Hence the rebranding. Island Return It’s motto is More Than a Bottle Depot and Roberge pointed out to the tour group that there’s so much more that can be recycled these days.

Small appliances, electronics, paint cans, light bulbs, Christmas lights, fluorescent tubes — all are free to drop of at the centre for recycling. And of course, they still take bottles and cans.

Roberge said it’s simply amazing what kind of things can be recycled — and how many of them are still out there. Take, for instance, older tube-based television sets.

She said Island Return It collects between 10 and 12 pallets of them every week. They might be able to fit up to four TVs on a pallet (depending on their size), so that’s approximately 40-plus older TVs people were still using before upgrading to a newer model.

Those TVs, as well as other electronics (microwaves to electric toothbrushes), remain in Canada or the U.S., said Roberge, where their innards are harvested.

Gold, silver and other metals are recycled out of those systems and used for a variety of things — including the Vancouver winter Olympic medals, she said.

While the number of items that can be recycled is on the rise, there are others, said Roberge, that present problems.
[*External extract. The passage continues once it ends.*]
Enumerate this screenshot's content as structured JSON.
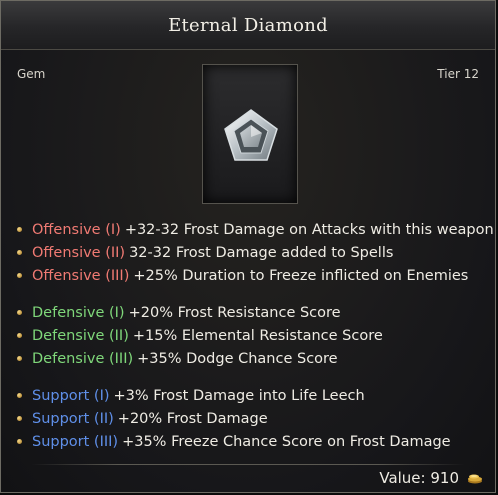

One of those is styrofoam.

“It is still a big problem,” she said. “It is a number one question. There are some places that do take it, but you have to pay for them to do it.”

Things are changing in that regard, she continued. Next year, Roberge said there’s a packaging program in the works that might allow recycling centres to take it in. However, the effort to reduce packaging, let alone find markets that can recycle it, will take public and political pressure.

“Right now, it’s up to local municipalities to deal with (large amount of styrofoam).”

With what can be recycled, Island Return In centres in Sidney, Ducnan, Esquimalt, cAmpbell River and Saltspring Island, take in some seven million containers each year. They are bagged and shipped to companies that shred them and re-use them in other products.

Roberge said the employees of Island Return It encourage as many people as possible to recycle.

“We are a positive business,” she said. “We encourage everyone to spread the word.”

With recycling well-established and growing, Roberge said they’ve made Island Return It a one-stop facility for everything from bottles and cans, to batteries and electronics.